Our prediction method rests primarily upon our Facebook survey, where we use a variety of Bayesian updating methodologies to filter out internal biases in order to offer the most precise prediction. In essence we ask our participants to express their preference of who they will vote for (e.g. Leave or Remain for the Brexit referendum), how much do they think their preferred choice will get (in percentages), and how much do they think other people will estimate that Leave or Remain could get. Depending on how well they estimate the prediction possibilities of their preferred choices we will formulate their predictive power and give higher weight to the better predictors. We call this method the Bayesian Adjusted Facebook Survey (BAFS).
In our first election prediction attempt, where we predicted the results of the 2015 general elections in Croatia, we found that our adjusted Facebook poll (AFP) beat all other methods (ours and of other pollsters) and by a significant margin. Not only did it correctly predict the rise of a complete outlier in those elections, it also gave the closest estimates of the number of seats each party got. Our standard method, combining bias-adjusted polls and socio-economic data, projected a 9 seat difference between the two main competitors (67 to 58; in reality the result was 59-56), and a rather modest result of the outlier party which was projected to be third with 8 seats – it got 19 instead. Had we used the AFP we would have given 16 seats to the third party, and a much closer relationship between the first two parties (60-57). The remarkable success of the method, particularly given that it operated in a multiparty environment with roughly 10 parties with realistic chances of entering parliament (6 of which competed for the third party status, all newly founded within a year of the elections, with no prior electoral data), encouraged us to improve it further which is why we tweaked it into the BAFS.

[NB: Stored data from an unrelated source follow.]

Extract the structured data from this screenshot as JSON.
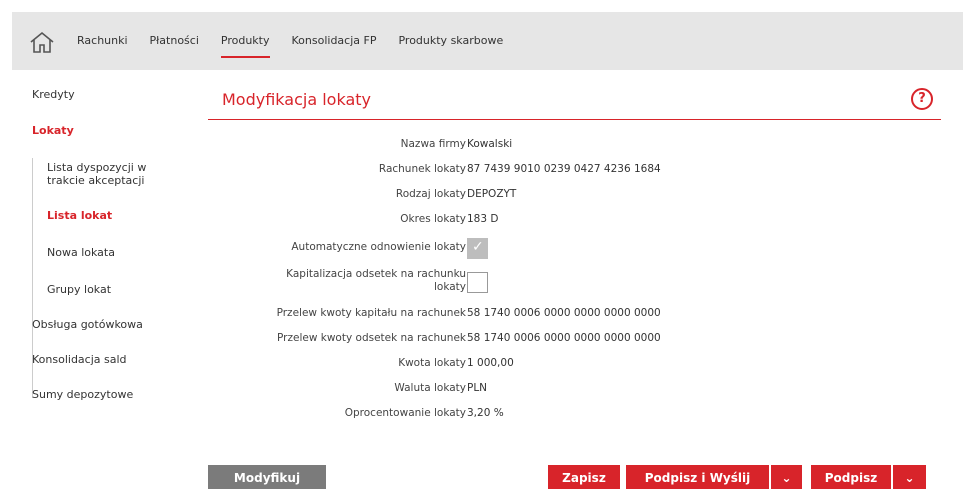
{
  "topnav": {
    "items": [
      "Rachunki",
      "Płatności",
      "Produkty",
      "Konsolidacja FP",
      "Produkty skarbowe"
    ]
  },
  "sidebar": {
    "kredyty": "Kredyty",
    "lokaty": "Lokaty",
    "sub": [
      "Lista dyspozycji w trakcie akceptacji",
      "Lista lokat",
      "Nowa lokata",
      "Grupy lokat"
    ],
    "obsluga": "Obsługa gotówkowa",
    "konsolidacja": "Konsolidacja sald",
    "sumy": "Sumy depozytowe"
  },
  "main": {
    "title": "Modyfikacja lokaty",
    "help": "?",
    "fields": {
      "nazwa_label": "Nazwa firmy",
      "nazwa_value": "Kowalski",
      "rachunek_label": "Rachunek lokaty",
      "rachunek_value": "87 7439 9010 0239 0427 4236 1684",
      "rodzaj_label": "Rodzaj lokaty",
      "rodzaj_value": "DEPOZYT",
      "okres_label": "Okres lokaty",
      "okres_value": "183 D",
      "auto_label": "Automatyczne odnowienie lokaty",
      "auto_checked": true,
      "kap_label": "Kapitalizacja odsetek na rachunku lokaty",
      "kap_checked": false,
      "kapital_label": "Przelew kwoty kapitału na rachunek",
      "kapital_value": "58 1740 0006 0000 0000 0000 0000",
      "odsetki_label": "Przelew kwoty odsetek na rachunek",
      "odsetki_value": "58 1740 0006 0000 0000 0000 0000",
      "kwota_label": "Kwota lokaty",
      "kwota_value": "1 000,00",
      "waluta_label": "Waluta lokaty",
      "waluta_value": "PLN",
      "oproc_label": "Oprocentowanie lokaty",
      "oproc_value": "3,20 %"
    }
  },
  "buttons": {
    "modyfikuj": "Modyfikuj",
    "zapisz": "Zapisz",
    "podpisz_wyslij": "Podpisz i Wyślij",
    "podpisz": "Podpisz",
    "arrow": "⌄"
  },
  "colors": {
    "accent": "#d8242a",
    "topbar": "#e6e6e6",
    "gray_button": "#7b7b7b"
  }
}
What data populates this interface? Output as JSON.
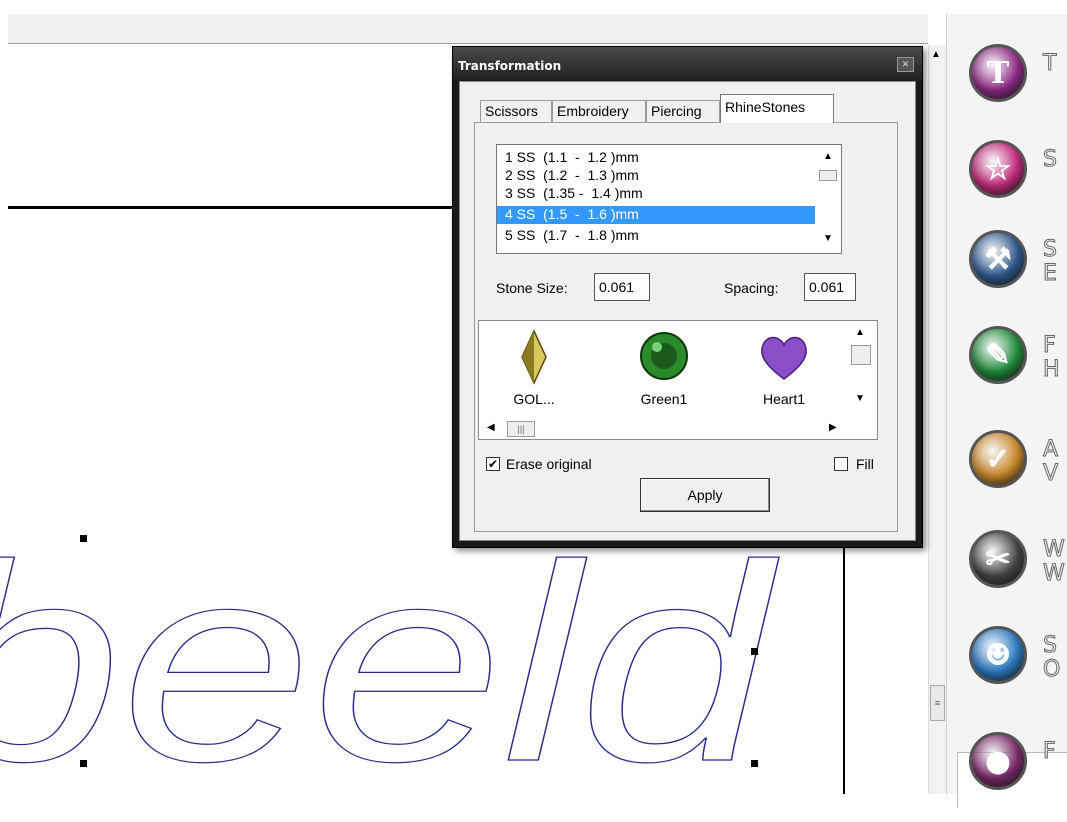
{
  "dialog": {
    "title": "Transformation",
    "close_icon": "close-icon",
    "tabs": [
      {
        "label": "Scissors",
        "active": false
      },
      {
        "label": "Embroidery",
        "active": false
      },
      {
        "label": "Piercing",
        "active": false
      },
      {
        "label": "RhineStones",
        "active": true
      }
    ],
    "size_list": [
      {
        "label": "1 SS  (1.1  -  1.2 )mm",
        "selected": false
      },
      {
        "label": "2 SS  (1.2  -  1.3 )mm",
        "selected": false
      },
      {
        "label": "3 SS  (1.35 -  1.4 )mm",
        "selected": false
      },
      {
        "label": "4 SS  (1.5  -  1.6 )mm",
        "selected": true
      },
      {
        "label": "5 SS  (1.7  -  1.8 )mm",
        "selected": false
      }
    ],
    "stone_size_label": "Stone Size:",
    "stone_size_value": "0.061",
    "spacing_label": "Spacing:",
    "spacing_value": "0.061",
    "stones": [
      {
        "name": "GOL...",
        "icon": "gold-navette-stone-icon",
        "color": "#b8a83a"
      },
      {
        "name": "Green1",
        "icon": "green-round-stone-icon",
        "color": "#1f7a1f"
      },
      {
        "name": "Heart1",
        "icon": "purple-heart-stone-icon",
        "color": "#7a3fb0"
      }
    ],
    "erase_original_label": "Erase original",
    "erase_original_checked": true,
    "fill_label": "Fill",
    "fill_checked": false,
    "apply_label": "Apply"
  },
  "canvas": {
    "text": "beeld"
  },
  "palette": {
    "items": [
      {
        "icon": "text-tool-icon",
        "glyph": "T",
        "color": "#8e2a86",
        "label": "T"
      },
      {
        "icon": "shape-star-icon",
        "glyph": "☆",
        "color": "#c02a7a",
        "label": "S"
      },
      {
        "icon": "tools-icon",
        "glyph": "⚒",
        "color": "#2f5a8f",
        "label": "S\nE"
      },
      {
        "icon": "pen-tool-icon",
        "glyph": "✎",
        "color": "#1f8a3a",
        "label": "F\nH"
      },
      {
        "icon": "check-badge-icon",
        "glyph": "✓",
        "color": "#c9872a",
        "label": "A\nV"
      },
      {
        "icon": "eye-scissors-icon",
        "glyph": "✂",
        "color": "#444444",
        "label": "W\nW"
      },
      {
        "icon": "people-share-icon",
        "glyph": "☻",
        "color": "#2a78c0",
        "label": "S\nO"
      },
      {
        "icon": "rhinestone-icon",
        "glyph": "●",
        "color": "#7a2a6a",
        "label": "F"
      }
    ]
  }
}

In addition to our central prediction method we will use a series of benchmarks for comparison with our BAFS method. We hypothesize (quite modestly) that the BAFS will beat them all.
We will use the following benchmarks:
Adjusted polling average – we examine all the relevant pollster companies in the UK given their past performance in predicting the outcomes of the past two general elections (2015 and 2010), and one recent referendum – the Scottish independence referendum in 2014. We could go longer back in time and take into consideration the polls of local elections as well. However, we believe the more recent elections adequately encapsulate the shift in trend regarding polling methods in addition to its contemporary downsides. As far as local elections are concerned, we fear that they tend to be too specific and that predicting local outcomes and national outcomes are two different things. More precision on a local level need not translate into more precision on a national level. Given that the election of our concern is national (the EU referendum), it makes sense to focus only on the performance of national-level polls in the past. We are however open to discussion regarding this assumption.
In total we covered 516 polls from more than 20 different pollsters in the UK across the selected elections. Each pollster has been ranked according to its precision. The precision ranking is determined on a time scale (predictions closer to the election carry a greater weight) and a simple brier score is calculated to determine the forecasting accuracy of each pollster. Based on this ranking weights are assigned to all the pollsters. To calculate the final adjusted polling average we take all available national polls, adjust them according to timing, their sample size, whether or not they conduct an online or telephone poll, and their pre-determined ranking weight, and take the average score from all those weights. We also calculate the probability distribution for our final adjusted polling average.
Regular polling average – this will be the same as above, except it won’t be adjusted for any prior bias of the given poll nor will it be adjusted based on sample size. It is only adjusted based on timing (the more recent get a greater weight). We look at all the polls done at least two months before the last poll.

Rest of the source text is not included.